臨床薬理学会認定薬剤師制度は数ある認定薬剤師・専門薬剤師制度の中で最も歴史が古く、本邦初の学会レベルで発足した認定薬剤師制度である。臨床薬理学の発展と普及に主眼を置いており、臨床薬理学会認定薬剤師を取得するには臨床経験だけではなく学術論文をはじめとした研究業績も求められる。本演題では、演者自身が取り組んできた活動内容を紹介し、認定薬剤師の今後のあり方について議論を深めたい。
大多数の認定薬剤師は領域・診療科に特化した方針が敷かれている。一方、臨床薬理学会認定薬剤師制度では診療科の垣根を超えた領域横断的な活動も評価される。近年、Onco-nephrologyなどの領域横断的な介入も求められており、臨床薬理学会認定薬剤師の強みとなることが期待される。血管新生阻害薬である抗VEGF抗体は、既存の殺細胞性抗がん剤の併用により種々のがん種の予後を改善してきた。しかし、高血圧や蛋白尿の副作用がしばしば治療継続の障害となりうる。そこで、高血圧や糖尿病性腎症で汎用されるRA系阻害薬による腎保護効果、すなわち尿蛋白抑制効果に注目して臨床研究を実施した。その結果、RA系阻害薬は抗VEGF抗体投与症例に対して抗尿蛋白作用を発揮し、尿蛋白を認めた症例では降圧コントロール不良の傾向であった。

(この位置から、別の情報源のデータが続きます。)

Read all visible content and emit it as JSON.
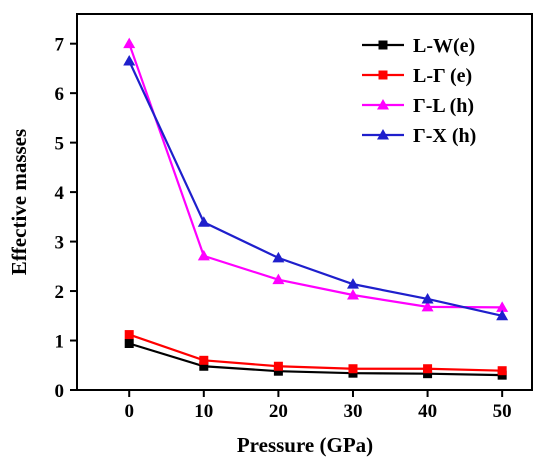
{
  "chart_data": {
    "type": "line",
    "title": "",
    "xlabel": "Pressure (GPa)",
    "ylabel": "Effective masses",
    "x": [
      0,
      10,
      20,
      30,
      40,
      50
    ],
    "xticks": [
      "0",
      "10",
      "20",
      "30",
      "40",
      "50"
    ],
    "yticks": [
      "0",
      "1",
      "2",
      "3",
      "4",
      "5",
      "6",
      "7"
    ],
    "xlim": [
      -7,
      54
    ],
    "ylim": [
      0,
      7.6
    ],
    "grid": false,
    "legend_position": "top-right",
    "series": [
      {
        "name": "L-W(e)",
        "color": "#000000",
        "marker": "square",
        "values": [
          0.94,
          0.48,
          0.38,
          0.34,
          0.33,
          0.3
        ]
      },
      {
        "name": "L-Γ (e)",
        "color": "#ff0000",
        "marker": "square",
        "values": [
          1.12,
          0.6,
          0.48,
          0.43,
          0.43,
          0.39
        ]
      },
      {
        "name": "Γ-L (h)",
        "color": "#ff00ff",
        "marker": "triangle",
        "values": [
          7.0,
          2.71,
          2.23,
          1.92,
          1.68,
          1.67
        ]
      },
      {
        "name": "Γ-X (h)",
        "color": "#1f1fcc",
        "marker": "triangle",
        "values": [
          6.65,
          3.39,
          2.67,
          2.14,
          1.84,
          1.5
        ]
      }
    ]
  }
}
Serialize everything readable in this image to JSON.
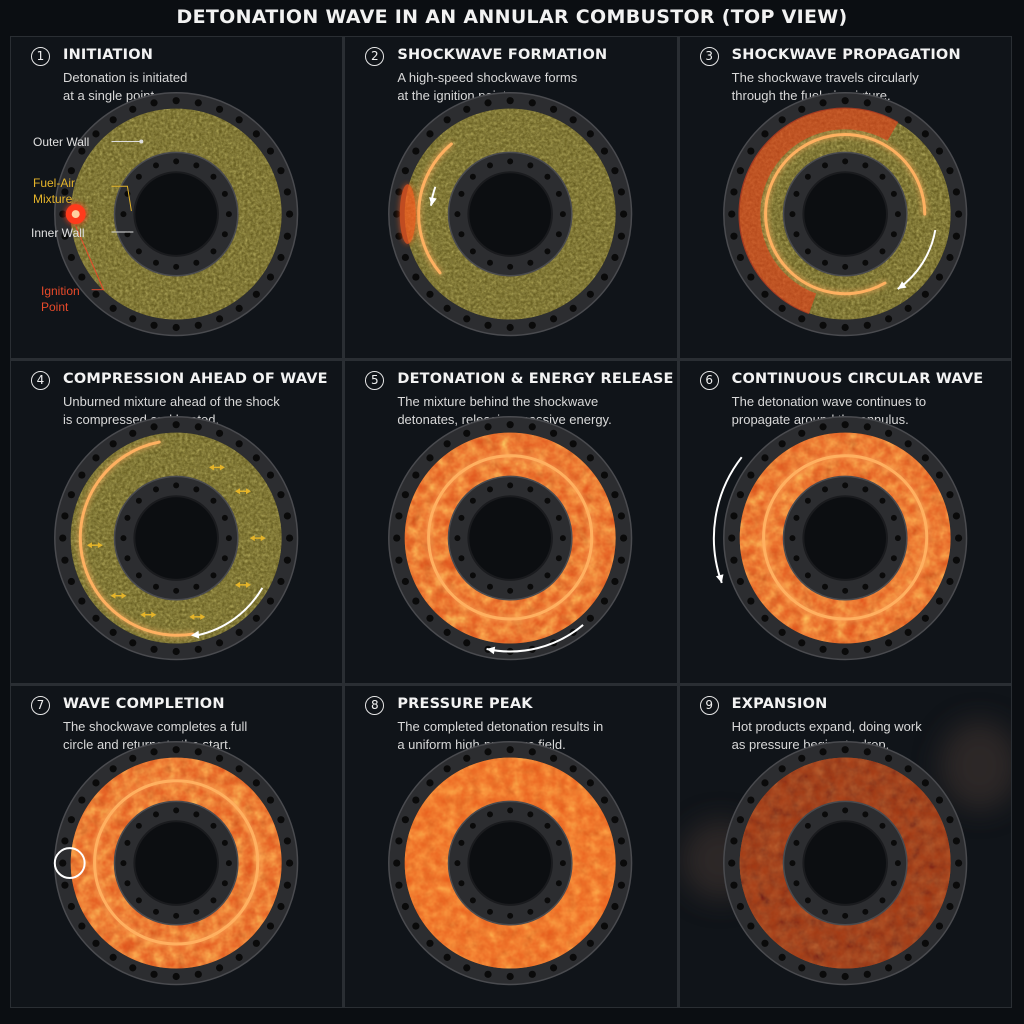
{
  "title": "DETONATION WAVE IN AN ANNULAR COMBUSTOR (TOP VIEW)",
  "colors": {
    "background": "#0b0e12",
    "wall": "#2c2d30",
    "bolt": "#0a0a0a",
    "mixture": "#5b5218",
    "burning": "#e0501a",
    "shock": "#ffb060",
    "label_yellow": "#e6b52a",
    "label_red": "#e84a2a"
  },
  "labels": {
    "outer_wall": "Outer Wall",
    "fuel_air_1": "Fuel-Air",
    "fuel_air_2": "Mixture",
    "inner_wall": "Inner Wall",
    "ignition_1": "Ignition",
    "ignition_2": "Point"
  },
  "panels": [
    {
      "number": "1",
      "title": "INITIATION",
      "desc_1": "Detonation is initiated",
      "desc_2": "at a single point."
    },
    {
      "number": "2",
      "title": "SHOCKWAVE FORMATION",
      "desc_1": "A high-speed shockwave forms",
      "desc_2": "at the ignition point."
    },
    {
      "number": "3",
      "title": "SHOCKWAVE PROPAGATION",
      "desc_1": "The shockwave travels circularly",
      "desc_2": "through the fuel-air mixture."
    },
    {
      "number": "4",
      "title": "COMPRESSION AHEAD OF WAVE",
      "desc_1": "Unburned mixture ahead of the shock",
      "desc_2": "is compressed and heated."
    },
    {
      "number": "5",
      "title": "DETONATION & ENERGY RELEASE",
      "desc_1": "The mixture behind the shockwave",
      "desc_2": "detonates, releasing massive energy."
    },
    {
      "number": "6",
      "title": "CONTINUOUS CIRCULAR WAVE",
      "desc_1": "The detonation wave continues to",
      "desc_2": "propagate around the annulus."
    },
    {
      "number": "7",
      "title": "WAVE COMPLETION",
      "desc_1": "The shockwave completes a full",
      "desc_2": "circle and returns to the start."
    },
    {
      "number": "8",
      "title": "PRESSURE PEAK",
      "desc_1": "The completed detonation results in",
      "desc_2": "a uniform high-pressure field."
    },
    {
      "number": "9",
      "title": "EXPANSION",
      "desc_1": "Hot products expand, doing work",
      "desc_2": "as pressure begins to drop."
    }
  ]
}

所属に違いはあれ、臨床薬理学会認定薬剤師は臨床現場への志向を忘れてはいけないと自戒している。薬剤師の大きな責務として医薬品適正使用の貢献が謳われており、その実現に不可欠なスキルの一つとして薬物動態学がある。過去のソリブジン事件からも薬物動態学の重要性は想像に難くない。演者はST合剤による高K血症の危険因子として、高用量ST合剤が独立した危険因子であることを見出した。高K血症の機序として、トリメトプリムが濃度依存的に腎尿細管におけるK+分泌を阻害することが知られている。しかし、K+の体内動態は種々の要因により異なり、医薬品と生体の両方からST合剤による高K血症について検討するべきである。そこで、演者はST合剤による血清K値の推移を予測するPK-PDモデルの開発に着手している。また、アザチオプリンとアロプリノールとの薬物相互作用はキサンチンオキシダーゼを介して起こることが知られているが、腎機能低下患者では薬物相互作用が増強することを見出した。
【参考文献】
T Hirai, Cancer Chemother Pharmacol. 2019; 84:195-202.
T Hirai, J Infect Chemother. 2021; 27:1607-1613.